Secretary of Energy Rick Perry granted Federal Energy Regulatory Commission (FERC) Chairman Kevin McIntyre’s request a 30-day extension for the commission to act on the proposed “Grid Resiliency Pricing Rule” just 24 hours after it was made.
The extension gives FERC until January 10 to create the rule requested by Perry in September. The proposed rule is widely seen as a giveaway to the nuclear and coal industries, and intends to subsidize failing fossil-fuel and nuclear plants under the pretense of their stored fuel.
With FERC swearing in several new commissioners in the past few weeks, including McIntyre, the new chairman asked Perry to extend the original deadline – today – so the new commissioners could evaluate both the proposal and the flood of of comments opposing the rule.
In his letter granting the extension, however, Perry requested again that FERC act in an expedited fashion to protect the United States fuel supply – a claim that a bipartisan group of eight former FERC commissioners, including five former chairs, have called absurd.

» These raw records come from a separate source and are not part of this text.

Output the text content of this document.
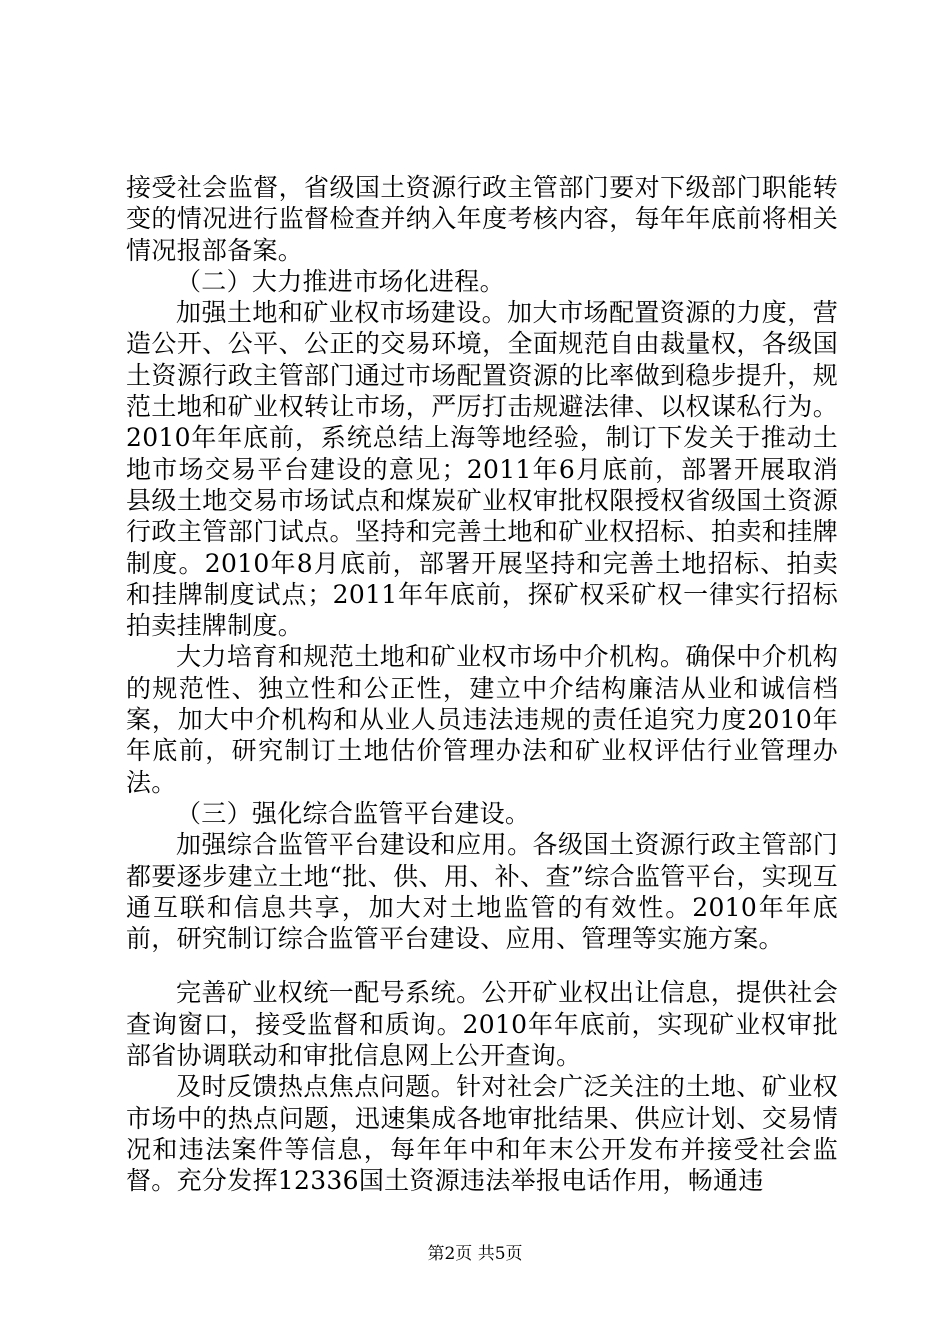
接受社会监督，省级国土资源行政主管部门要对下级部门职能转变的情况进行监督检查并纳入年度考核内容，每年年底前将相关情况报部备案。

（二）大力推进市场化进程。

加强土地和矿业权市场建设。加大市场配置资源的力度，营造公开、公平、公正的交易环境，全面规范自由裁量权，各级国土资源行政主管部门通过市场配置资源的比率做到稳步提升，规范土地和矿业权转让市场，严厉打击规避法律、以权谋私行为。2010年年底前，系统总结上海等地经验，制订下发关于推动土地市场交易平台建设的意见；2011年6月底前，部署开展取消县级土地交易市场试点和煤炭矿业权审批权限授权省级国土资源行政主管部门试点。坚持和完善土地和矿业权招标、拍卖和挂牌制度。2010年8月底前，部署开展坚持和完善土地招标、拍卖和挂牌制度试点；2011年年底前，探矿权采矿权一律实行招标拍卖挂牌制度。

大力培育和规范土地和矿业权市场中介机构。确保中介机构的规范性、独立性和公正性，建立中介结构廉洁从业和诚信档案，加大中介机构和从业人员违法违规的责任追究力度2010年年底前，研究制订土地估价管理办法和矿业权评估行业管理办法。

（三）强化综合监管平台建设。

加强综合监管平台建设和应用。各级国土资源行政主管部门都要逐步建立土地“批、供、用、补、查”综合监管平台，实现互通互联和信息共享，加大对土地监管的有效性。2010年年底前，研究制订综合监管平台建设、应用、管理等实施方案。

完善矿业权统一配号系统。公开矿业权出让信息，提供社会查询窗口，接受监督和质询。2010年年底前，实现矿业权审批部省协调联动和审批信息网上公开查询。

及时反馈热点焦点问题。针对社会广泛关注的土地、矿业权市场中的热点问题，迅速集成各地审批结果、供应计划、交易情况和违法案件等信息，每年年中和年末公开发布并接受社会监督。充分发挥12336国土资源违法举报电话作用，畅通违

第2页 共5页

Perry also told FERC that he and the Department of Energy would be examining all options available to him beyond asking FERC to create the rule during the extension period under the Department of Energy Organization Act, the Federal Power Act and any other laws he can find that would allow him to bypass FERC approval.

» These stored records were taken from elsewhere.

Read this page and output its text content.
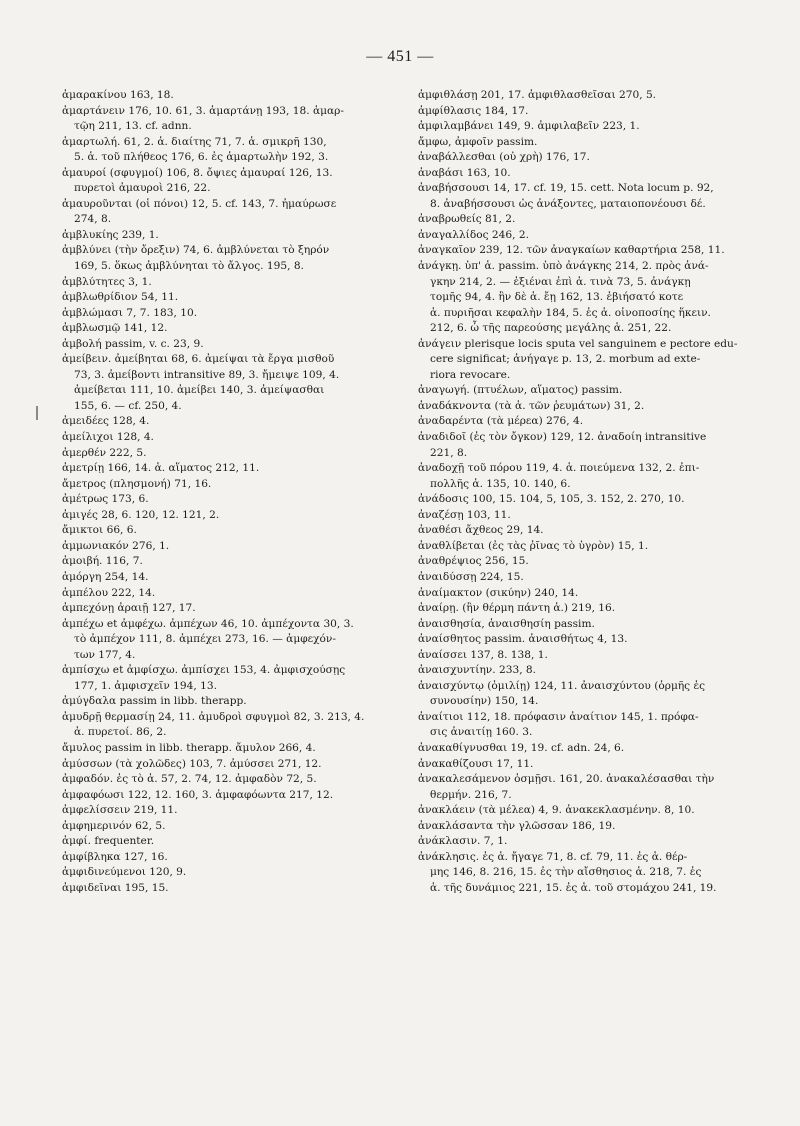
— 451 —
ἀμαρακίνου 163, 18.
ἁμαρτάνειν 176, 10. 61, 3. ἁμαρτάνῃ 193, 18. ἁμαρ-
τῷη 211, 13. cf. adnn.
ἁμαρτωλή. 61, 2. ἁ. διαίτης 71, 7. ἁ. σμικρῆ 130,
5. ἁ. τοῦ πλήθεος 176, 6. ἐς ἁμαρτωλὴν 192, 3.
ἀμαυροί (σφυγμοί) 106, 8. ὄψιες ἀμαυραί 126, 13.
πυρετοὶ ἀμαυροὶ 216, 22.
ἀμαυροῦνται (οἱ πόνοι) 12, 5. cf. 143, 7. ἠμαύρωσε
274, 8.
ἀμβλυκίης 239, 1.
ἀμβλύνει (τὴν ὄρεξιν) 74, 6. ἀμβλύνεται τὸ ξηρόν
169, 5. ὅκως ἀμβλύνηται τὸ ἄλγος. 195, 8.
ἀμβλύτητες 3, 1.
ἀμβλωθρίδιον 54, 11.
ἀμβλώμασι 7, 7. 183, 10.
ἀμβλωσμῷ 141, 12.
ἀμβολή passim, v. c. 23, 9.
ἀμείβειν. ἀμείβηται 68, 6. ἀμείψαι τὰ ἔργα μισθοῦ
73, 3. ἀμείβοντι intransitive 89, 3. ἤμειψε 109, 4.
ἀμείβεται 111, 10. ἀμείβει 140, 3. ἀμείψασθαι
155, 6. — cf. 250, 4.
ἀμειδέες 128, 4.
ἀμείλιχοι 128, 4.
ἀμερθέν 222, 5.
ἀμετρίῃ 166, 14. ἁ. αἵματος 212, 11.
ἄμετρος (πλησμονή) 71, 16.
ἀμέτρως 173, 6.
ἀμιγές 28, 6. 120, 12. 121, 2.
ἄμικτοι 66, 6.
ἀμμωνιακόν 276, 1.
ἀμοιβή. 116, 7.
ἀμόργη 254, 14.
ἀμπέλου 222, 14.
ἀμπεχόνῃ ἀραιῇ 127, 17.
ἀμπέχω et ἀμφέχω. ἀμπέχων 46, 10. ἀμπέχοντα 30, 3.
τὸ ἀμπέχον 111, 8. ἀμπέχει 273, 16. — ἀμφεχόν-
των 177, 4.
ἀμπίσχω et ἀμφίσχω. ἀμπίσχει 153, 4. ἀμφισχούσῃς
177, 1. ἀμφισχεῖν 194, 13.
ἀμύγδαλα passim in libb. therapp.
ἀμυδρῇ θερμασίῃ 24, 11. ἀμυδροὶ σφυγμοὶ 82, 3. 213, 4.
ἁ. πυρετοί. 86, 2.
ἄμυλος passim in libb. therapp. ἄμυλον 266, 4.
ἀμύσσων (τὰ χολῶδες) 103, 7. ἀμύσσει 271, 12.
ἀμφαδόν. ἐς τὸ ἁ. 57, 2. 74, 12. ἀμφαδὸν 72, 5.
ἀμφαφόωσι 122, 12. 160, 3. ἀμφαφόωντα 217, 12.
ἀμφελίσσειν 219, 11.
ἀμφημερινόν 62, 5.
ἀμφί. frequenter.
ἀμφίβληκα 127, 16.
ἀμφιδινεύμενοι 120, 9.
ἀμφιδεῖναι 195, 15.
ἀμφιθλάσῃ 201, 17. ἀμφιθλασθεῖσαι 270, 5.
ἀμφίθλασις 184, 17.
ἀμφιλαμβάνει 149, 9. ἀμφιλαβεῖν 223, 1.
ἄμφω, ἀμφοῖν passim.
ἀναβάλλεσθαι (οὐ χρὴ) 176, 17.
ἀναβάσι 163, 10.
ἀναβήσσουσι 14, 17. cf. 19, 15. cett. Nota locum p. 92,
8. ἀναβήσσουσι ὡς ἀνάξοντες, ματαιοπονέουσι δέ.
ἀναβρωθείς 81, 2.
ἀναγαλλίδος 246, 2.
ἀναγκαῖον 239, 12. τῶν ἀναγκαίων καθαρτήρια 258, 11.
ἀνάγκῃ. ὑπ' ἁ. passim. ὑπὸ ἀνάγκης 214, 2. πρὸς ἀνά-
γκην 214, 2. — ἐξιέναι ἐπὶ ἁ. τινὰ 73, 5. ἀνάγκῃ
τομῆς 94, 4. ἢν δὲ ἁ. ἔῃ 162, 13. ἐβιήσατό κοτε
ἁ. πυριῆσαι κεφαλὴν 184, 5. ἐς ἁ. οἰνοποσίης ἥκειν.
212, 6. ὦ τῆς παρεούσης μεγάλης ἁ. 251, 22.
ἀνάγειν plerisque locis sputa vel sanguinem e pectore edu-
cere significat; ἀνήγαγε p. 13, 2. morbum ad exte-
riora revocare.
ἀναγωγή. (πτυέλων, αἵματος) passim.
ἀναδάκνοντα (τὰ ἁ. τῶν ῥευμάτων) 31, 2.
ἀναδαρέντα (τὰ μέρεα) 276, 4.
ἀναδιδοῖ (ἐς τὸν ὄγκον) 129, 12. ἀναδοίη intransitive
221, 8.
ἀναδοχῇ τοῦ πόρου 119, 4. ἁ. ποιεύμενα 132, 2. ἐπι-
πολλῆς ἁ. 135, 10. 140, 6.
ἀνάδοσις 100, 15. 104, 5, 105, 3. 152, 2. 270, 10.
ἀναζέσῃ 103, 11.
ἀναθέσι ἄχθεος 29, 14.
ἀναθλίβεται (ἐς τὰς ῥῖνας τὸ ὑγρὸν) 15, 1.
ἀναθρέψιος 256, 15.
ἀναιδύσσῃ 224, 15.
ἀναίμακτον (σικύην) 240, 14.
ἀναίρῃ. (ἢν θέρμη πάντη ἁ.) 219, 16.
ἀναισθησία, ἀναισθησίη passim.
ἀναίσθητος passim. ἀναισθήτως 4, 13.
ἀναίσσει 137, 8. 138, 1.
ἀναισχυντίην. 233, 8.
ἀναισχύντῳ (ὁμιλίῃ) 124, 11. ἀναισχύντου (ὁρμῆς ἐς
συνουσίην) 150, 14.
ἀναίτιοι 112, 18. πρόφασιν ἀναίτιον 145, 1. πρόφα-
σις ἀναιτίῃ 160. 3.
ἀνακαθίγνυσθαι 19, 19. cf. adn. 24, 6.
ἀνακαθίζουσι 17, 11.
ἀνακαλεσάμενον ὀσμῇσι. 161, 20. ἀνακαλέσασθαι τὴν
θερμήν. 216, 7.
ἀνακλάειν (τὰ μέλεα) 4, 9. ἀνακεκλασμένην. 8, 10.
ἀνακλάσαντα τὴν γλῶσσαν 186, 19.
ἀνάκλασιν. 7, 1.
ἀνάκλησις. ἐς ἁ. ἤγαγε 71, 8. cf. 79, 11. ἐς ἁ. θέρ-
μης 146, 8. 216, 15. ἐς τὴν αἴσθησιος ἁ. 218, 7. ἐς
ἁ. τῆς δυνάμιος 221, 15. ἐς ἁ. τοῦ στομάχου 241, 19.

Perry has faced opposition from a coalition of renewable energy and oil-and-gas trade organizations, who have argued the proposal would prevent the market from determining appropriate fuel prices. The groups have also expressed concern that the fast-tracked proposal hasn’t been well vetted by experts in the field.
Analysts suspect Perry feels the lack of vetting is a feature of his office’s proposal, not a bug.